Huit mois après sa mise en place, le plafonnement du pétrole russe a-t-il fait ses preuves?
Outil inédit dans l’attirail des sanctions infligées à la Russie après l’invasion de l’Ukraine, le plafonnement du prix du pétrole brut russe a contribué à modérer les recettes pétrolières de Moscou, mais il entre dans sa véritable phase test alors que les cours montent au-dessus du seuil.
“Les revenus (pétroliers) de la Russie sont inférieurs de près de 50% à ce qu’ils étaient il y a un an“, a rappelé un haut fonctionnaire de l’administration américaine mardi lors d’un point presse à l’ambassade du pays à Londres. Pour mesurer le succès de cette politique, il faut regarder si “les revenus globaux de la Russie souffrent ou non par rapport à un marché sans restrictions”, a-t-il précisé.
Entré en vigueur début décembre 2022 et pensé par les pays du G7, le mécanisme impose que seul le pétrole vendu à un prix égal ou inférieur à 60 dollars le baril puisse continuer à être livré. Au-delà, il est interdit pour les entreprises basées dans les pays de l’UE, du G7 et en Australie de fournir les services permettant le transport maritime (négoce, fret, assurance, armateurs, etc.) du brut russe.
L’idée est de frapper la manne financière de la Russie en plafonnant ses recettes pétrolières, tout en gardant une incitation économique suffisante pour que le pays continue de vendre son pétrole à prix réduit – plutôt que de retirer ses barils du marché, ce qui entrainerait une flambée des cours. “Le plafonnement des prix du G7 a accompli ce pour quoi il avait été conçu: limiter les revenus de la Russie tout en maintenant le pétrole sur le marché“, résume à l’AFP Matthew Holland, analyste chez Energy Aspects.
Depuis la mise en place du plafond, “les volumes d’exportation russes ont été étonnamment stables”, abonde Helge André Martinsen, analyste chez DNB. Et pour inciter les acheteurs à ne pas se détourner du brut russe, Moscou “offrait des contrats de livraison de pétrole à long terme avec des rabais considérables, de l’ordre de 30% en dessous du prix du Brent, à des acheteurs d’Asie du Sud-Est et en Inde, juste en prévision du dépassement plafonnement des prix”, a ajouté le haut fonctionnaire américain.

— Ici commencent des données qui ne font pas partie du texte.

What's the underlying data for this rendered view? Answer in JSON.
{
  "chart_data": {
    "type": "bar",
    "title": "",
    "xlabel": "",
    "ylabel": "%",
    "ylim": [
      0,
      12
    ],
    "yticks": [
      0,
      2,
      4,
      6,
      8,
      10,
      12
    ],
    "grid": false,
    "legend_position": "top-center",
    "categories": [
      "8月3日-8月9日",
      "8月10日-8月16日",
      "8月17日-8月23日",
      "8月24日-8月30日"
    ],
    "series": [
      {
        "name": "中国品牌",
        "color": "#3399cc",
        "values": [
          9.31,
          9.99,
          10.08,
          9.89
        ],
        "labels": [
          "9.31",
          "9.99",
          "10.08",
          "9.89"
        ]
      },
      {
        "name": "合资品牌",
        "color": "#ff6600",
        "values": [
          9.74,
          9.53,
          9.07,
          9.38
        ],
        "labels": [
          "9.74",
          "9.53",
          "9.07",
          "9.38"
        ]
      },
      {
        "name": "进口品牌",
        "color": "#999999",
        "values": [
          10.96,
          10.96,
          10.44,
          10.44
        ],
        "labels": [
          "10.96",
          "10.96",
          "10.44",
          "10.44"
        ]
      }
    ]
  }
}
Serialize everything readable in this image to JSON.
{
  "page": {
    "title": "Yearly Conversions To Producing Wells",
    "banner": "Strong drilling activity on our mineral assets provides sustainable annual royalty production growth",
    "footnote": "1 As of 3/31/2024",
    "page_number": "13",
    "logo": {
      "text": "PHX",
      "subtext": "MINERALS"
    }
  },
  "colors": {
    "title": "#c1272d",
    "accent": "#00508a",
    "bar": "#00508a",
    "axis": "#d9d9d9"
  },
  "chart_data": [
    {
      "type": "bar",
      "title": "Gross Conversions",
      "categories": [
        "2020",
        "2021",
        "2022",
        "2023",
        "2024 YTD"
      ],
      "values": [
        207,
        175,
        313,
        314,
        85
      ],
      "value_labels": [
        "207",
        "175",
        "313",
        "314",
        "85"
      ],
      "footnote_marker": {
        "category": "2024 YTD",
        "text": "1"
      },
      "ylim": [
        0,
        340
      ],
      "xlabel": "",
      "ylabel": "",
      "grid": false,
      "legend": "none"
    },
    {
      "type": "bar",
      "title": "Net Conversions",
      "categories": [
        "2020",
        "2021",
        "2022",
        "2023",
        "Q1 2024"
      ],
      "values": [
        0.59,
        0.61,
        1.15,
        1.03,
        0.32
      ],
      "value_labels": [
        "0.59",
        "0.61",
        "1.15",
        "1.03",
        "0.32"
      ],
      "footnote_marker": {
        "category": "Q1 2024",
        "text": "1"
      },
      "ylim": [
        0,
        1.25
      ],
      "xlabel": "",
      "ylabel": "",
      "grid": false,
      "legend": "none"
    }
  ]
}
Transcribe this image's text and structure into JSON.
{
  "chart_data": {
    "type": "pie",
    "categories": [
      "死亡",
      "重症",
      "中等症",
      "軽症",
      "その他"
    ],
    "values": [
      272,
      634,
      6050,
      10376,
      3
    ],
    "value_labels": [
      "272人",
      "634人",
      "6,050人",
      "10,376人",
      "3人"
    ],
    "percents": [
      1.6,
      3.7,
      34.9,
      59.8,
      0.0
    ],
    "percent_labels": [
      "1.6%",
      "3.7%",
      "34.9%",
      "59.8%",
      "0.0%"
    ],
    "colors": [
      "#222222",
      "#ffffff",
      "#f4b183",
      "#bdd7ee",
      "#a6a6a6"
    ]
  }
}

Sur le versant des cours, depuis décembre, le Brent de la mer du Nord, la référence de l’or noir en Europe, s’est maintenu sous la barre des 90 dollars, quand son équivalent américain, le WTI, n’a pas dépassé les 85 dollars le baril.
Au-dessus du seuil
En huit mois, l’Oural, la variété de référence du pétrole russe, s’est en grande majorité échangé sous le prix fixé des 60 dollars le baril. Mais poussés par les tensions grandissantes sur le marché, notamment liées à de récentes réductions volontaires de plusieurs pays producteurs, dont la Russie, les prix du pétrole sont repartis à la hausse. Mi-juillet, la variété russe de brut a ainsi franchi la limite des 60 dollars, a rapporté la presse financière en se basant sur les données d’Argus Media.
Pour Stephen Innes, analyste chez SPI AM, la réduction de production russe se fait “en représailles à l’égard de l’Occident”, Moscou se doutant que “cela fera grimper les prix du pétrole” en période estivale marquée par une forte demande de carburant aux Etats-Unis, et alors que la Chine remplit à ras bord toutes ses raffineries. “Il pourrait s’agir du premier véritable test du plafonnement des prix”, souligne de son côté Helge André Martinsen. Pour M. Holland, le dépassement du plafond devrait surtout “réduire l’intérêt de certains acheteurs” comme l’Inde, en raison des risques liés aux sanctions.
Par ailleurs, le plafonnement force aussi la Russie à constituer sa propre flotte de tankers pour transporter son pétrole, une autre façon de peser sur les finances de Moscou en l’obligeant à “investir considérablement”, affirme le haut fonctionnaire de l’administration américaine. Il n’a cependant communiqué aucun chiffre sur les flux de pétrole se déplaçant en dehors des contrôles du G7, mentionnant un marché très “opaque”.
Pour Han Tan, analyste chez Exinity, “les véritables objectifs de ce plafonnement des prix, tels que souhaités par l’Occident, ne se réaliseront que si les efforts de guerre de la Russie diminuent de manière significative”.